Mounjaro is the brand name for tirizepatide. It and similar medicines are known as receptor agonists, which means they bind to a certain receptor in cells, causing that cell to perform a specific action. Diabetes medications that target the glucagon-like peptide-1 (GLP-1) receptor have a lengthy history.
These GLP-1-based medicines restore insulin production and lower blood glucose in persons with type 2 diabetes. People who use the therapies also feel fuller for longer and have less hunger, which leads to weight loss over time. As a result, GLP-1-based medicines are particularly appealing for the treatment of diabetes and obesity.

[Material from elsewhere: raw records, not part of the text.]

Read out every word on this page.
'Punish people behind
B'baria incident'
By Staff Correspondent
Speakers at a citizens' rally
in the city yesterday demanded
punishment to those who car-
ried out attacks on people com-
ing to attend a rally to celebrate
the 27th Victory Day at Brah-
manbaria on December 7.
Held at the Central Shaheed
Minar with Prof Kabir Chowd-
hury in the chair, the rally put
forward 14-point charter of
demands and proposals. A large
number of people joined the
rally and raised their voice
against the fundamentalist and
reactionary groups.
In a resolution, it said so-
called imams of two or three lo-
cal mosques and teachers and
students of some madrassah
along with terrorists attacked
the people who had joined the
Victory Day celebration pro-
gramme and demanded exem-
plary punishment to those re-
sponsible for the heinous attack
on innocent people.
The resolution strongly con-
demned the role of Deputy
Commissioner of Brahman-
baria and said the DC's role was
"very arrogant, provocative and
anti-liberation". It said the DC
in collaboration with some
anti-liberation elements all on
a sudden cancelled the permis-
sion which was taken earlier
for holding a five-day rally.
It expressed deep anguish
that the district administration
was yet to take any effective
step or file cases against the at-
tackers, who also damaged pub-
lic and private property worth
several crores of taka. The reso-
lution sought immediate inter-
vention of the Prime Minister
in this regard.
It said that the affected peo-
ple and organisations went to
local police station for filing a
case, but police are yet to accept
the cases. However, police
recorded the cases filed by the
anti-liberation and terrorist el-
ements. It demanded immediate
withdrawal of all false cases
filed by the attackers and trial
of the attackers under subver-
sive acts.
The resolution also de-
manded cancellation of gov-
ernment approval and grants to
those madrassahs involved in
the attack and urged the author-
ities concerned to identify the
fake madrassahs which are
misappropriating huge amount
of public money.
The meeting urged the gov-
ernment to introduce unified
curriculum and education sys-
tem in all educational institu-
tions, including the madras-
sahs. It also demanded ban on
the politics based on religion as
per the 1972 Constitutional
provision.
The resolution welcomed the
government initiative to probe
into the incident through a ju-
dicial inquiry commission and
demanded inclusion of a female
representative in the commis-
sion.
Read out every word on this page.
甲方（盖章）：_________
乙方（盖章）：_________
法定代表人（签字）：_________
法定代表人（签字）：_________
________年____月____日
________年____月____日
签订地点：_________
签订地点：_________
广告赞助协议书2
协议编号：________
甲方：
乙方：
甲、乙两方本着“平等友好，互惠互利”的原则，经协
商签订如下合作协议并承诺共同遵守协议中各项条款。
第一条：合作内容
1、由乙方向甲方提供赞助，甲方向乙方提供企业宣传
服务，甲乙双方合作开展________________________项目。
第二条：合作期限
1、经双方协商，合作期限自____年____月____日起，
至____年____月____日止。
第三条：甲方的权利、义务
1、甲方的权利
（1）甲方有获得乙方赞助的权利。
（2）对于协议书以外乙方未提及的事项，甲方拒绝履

Tirzepatide is unique in this family of medications in that it binds both the GLP-1 receptor and a receptor for the glucose-dependent insulinotropic polypeptide (GIP). This new receptor, in theory, gives the medicine a greater range of function inside the body.
However, the GIP receptor has previously been neglected as a target for metabolic disorder, with some even advocating that it be blocked rather than activated. Some in the field speculated that tirzepatide’s activity at the GIP receptor was unimportant, implying that tirzepatide acted as a “super” GLP-1 receptor agonist.
Campbell and colleagues expected to find that tirzepatide’s main activity was at the GLP-1 receptor. However, using donated cadaver islet cells, they discovered that the GIP receptor was required for the insulin production that happened when the islets were activated by tirzepatide.
Tirzepatide was also discovered to boost the synthesis of glucagon, another islet hormone. GIP increases glucagon secretion while GLP-1 decreases it. The discovery that tirzepatide increases glucagon secretion adds to the evidence that this medication has significant activity at the GIP receptor.
“Because our work shows that tirzepatide is a true multi-receptor agonist, and not just a super-GLP-1 receptor agonist, it validates the potential of using single molecules with activity at more than one receptor as a viable approach to treat metabolic disease,” Campbell said. “Extending these studies to the cell types that control appetite and body weight should be an important and exciting future direction.”